The intracytoplasmic membranes of the photosynthetic bacterium Rhodobacter sphaeroides provide a simple model for the biogenesis, spatial arrangement and function of a biological membrane. More generally R. sphaeroides brings together areas such as gene expression, membrane assembly, light harvesting, cytochrome bc1 kinetics, bacterial motility and reaction centre structure/function. Our AFM studies show how light harvesting LH2 complexes make extensive contacts for energy transfer to linear assemblies of dimeric RCLH1PufX complexes. 3D crystallization trials on the LH2 and RCLH1PufX complexes are highly encouraging and in both cases have yielded crystals that diffract to 8Å; we are seeking funding to determine the 3D structures of these complexes.
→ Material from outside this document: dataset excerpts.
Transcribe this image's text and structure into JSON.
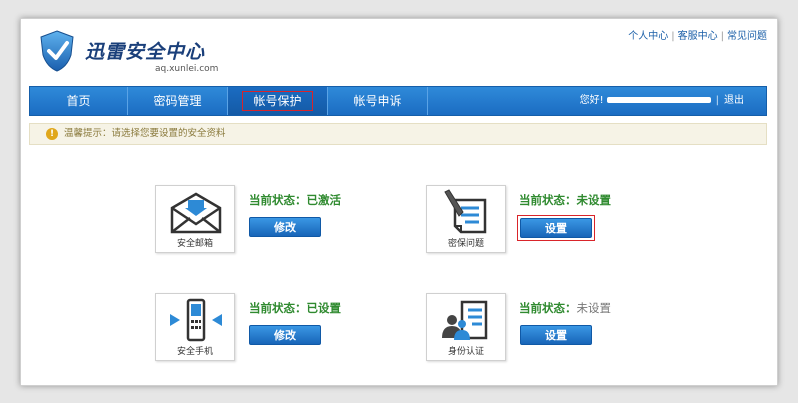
{
  "header": {
    "logo_title": "迅雷安全中心",
    "logo_domain": "aq.xunlei.com",
    "top_links": [
      "个人中心",
      "客服中心",
      "常见问题"
    ]
  },
  "nav": {
    "items": [
      {
        "label": "首页"
      },
      {
        "label": "密码管理"
      },
      {
        "label": "帐号保护",
        "active": true
      },
      {
        "label": "帐号申诉"
      }
    ],
    "greeting": "您好!",
    "logout": "退出"
  },
  "tip": {
    "text": "温馨提示：请选择您要设置的安全资料"
  },
  "cards": [
    {
      "icon": "envelope-icon",
      "label": "安全邮箱",
      "status_label": "当前状态：",
      "status_value": "已激活",
      "button": "修改"
    },
    {
      "icon": "question-doc-icon",
      "label": "密保问题",
      "status_label": "当前状态：",
      "status_value": "未设置",
      "button": "设置"
    },
    {
      "icon": "phone-icon",
      "label": "安全手机",
      "status_label": "当前状态：",
      "status_value": "已设置",
      "button": "修改"
    },
    {
      "icon": "id-card-icon",
      "label": "身份认证",
      "status_label": "当前状态：",
      "status_value": "未设置",
      "button": "设置"
    }
  ],
  "colors": {
    "nav_blue": "#1b6cc2",
    "status_green": "#2f8a2f",
    "highlight_red": "#d9242a"
  }
}
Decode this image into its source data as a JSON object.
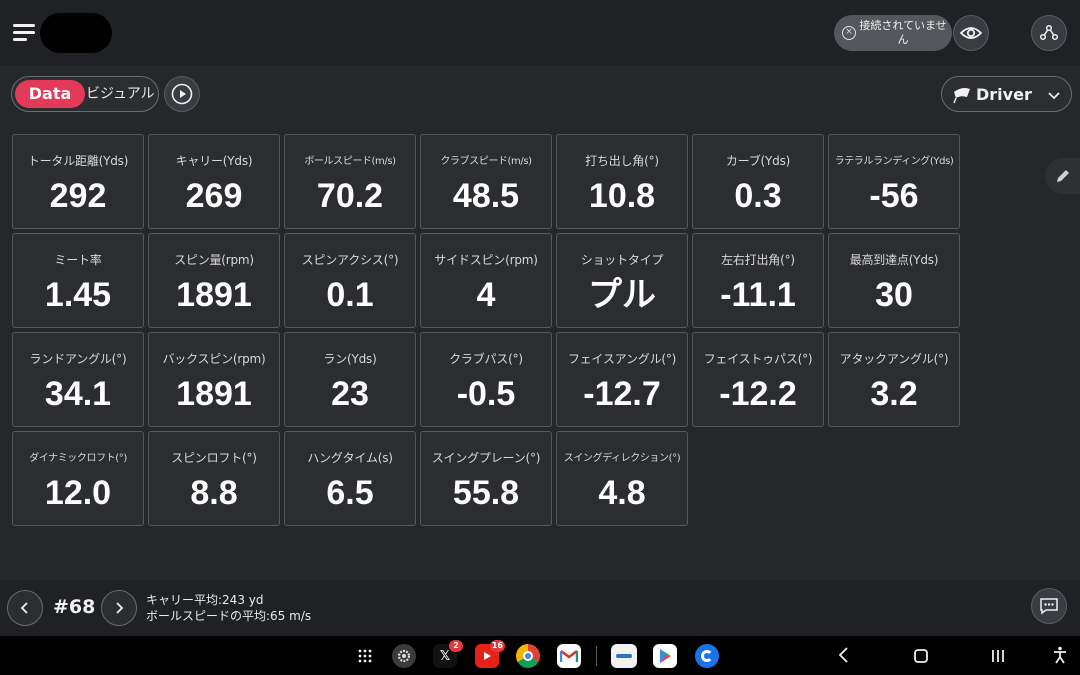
{
  "header": {
    "connection_status": "接続されていません"
  },
  "toolbar": {
    "toggle_active": "Data",
    "toggle_inactive": "ビジュアル",
    "club": "Driver"
  },
  "tiles": [
    {
      "label": "トータル距離(Yds)",
      "value": "292"
    },
    {
      "label": "キャリー(Yds)",
      "value": "269"
    },
    {
      "label": "ボールスピード(m/s)",
      "value": "70.2"
    },
    {
      "label": "クラブスピード(m/s)",
      "value": "48.5"
    },
    {
      "label": "打ち出し角(°)",
      "value": "10.8"
    },
    {
      "label": "カーブ(Yds)",
      "value": "0.3"
    },
    {
      "label": "ラテラルランディング(Yds)",
      "value": "-56"
    },
    {
      "label": "ミート率",
      "value": "1.45"
    },
    {
      "label": "スピン量(rpm)",
      "value": "1891"
    },
    {
      "label": "スピンアクシス(°)",
      "value": "0.1"
    },
    {
      "label": "サイドスピン(rpm)",
      "value": "4"
    },
    {
      "label": "ショットタイプ",
      "value": "プル"
    },
    {
      "label": "左右打出角(°)",
      "value": "-11.1"
    },
    {
      "label": "最高到達点(Yds)",
      "value": "30"
    },
    {
      "label": "ランドアングル(°)",
      "value": "34.1"
    },
    {
      "label": "バックスピン(rpm)",
      "value": "1891"
    },
    {
      "label": "ラン(Yds)",
      "value": "23"
    },
    {
      "label": "クラブパス(°)",
      "value": "-0.5"
    },
    {
      "label": "フェイスアングル(°)",
      "value": "-12.7"
    },
    {
      "label": "フェイストゥパス(°)",
      "value": "-12.2"
    },
    {
      "label": "アタックアングル(°)",
      "value": "3.2"
    },
    {
      "label": "ダイナミックロフト(°)",
      "value": "12.0"
    },
    {
      "label": "スピンロフト(°)",
      "value": "8.8"
    },
    {
      "label": "ハングタイム(s)",
      "value": "6.5"
    },
    {
      "label": "スイングプレーン(°)",
      "value": "55.8"
    },
    {
      "label": "スイングディレクション(°)",
      "value": "4.8"
    }
  ],
  "footer": {
    "shot_number": "#68",
    "carry_avg": "キャリー平均:243 yd",
    "ball_speed_avg": "ボールスピードの平均:65 m/s"
  },
  "system_bar": {
    "x_badge": "2",
    "youtube_badge": "16"
  },
  "colors": {
    "accent": "#e23a58",
    "background": "#25272b",
    "tile": "#2b2d31"
  }
}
A variety of approaches will be used to improve crystal quality, including the use of the crystallisation robot at Daresbury, purification of R. sphaeroides lipids and assessment of their effect on the type and quality of crystals, variation in the type of detergent used, production of complexes with altered carotenoid content, the use of mutants with altered rigidity in the LH1beta polypeptide, and production of RCLH1PufX complexes with improved thermostability. Conditions will also be found to crystallize the RCLH1PufX-(cytc2)2 supercomplex. Finally, and in parallel with these studies, the first spectroscopic studies of native and engineered RCLH1PufX complexes will be undertaken. The structure of the dimer is essential to understand quinol export, to reveal the geometry of the 56 bchl molecules that snake round the two RCs to form a single energy transfer domain, and the tendency of this complex to form the linear assemblies revealed by our AFM data. Finally, an existing array of mutants in the LH2, LH1, RC and PufX components can be examined both structurally and spectroscopically for the first time.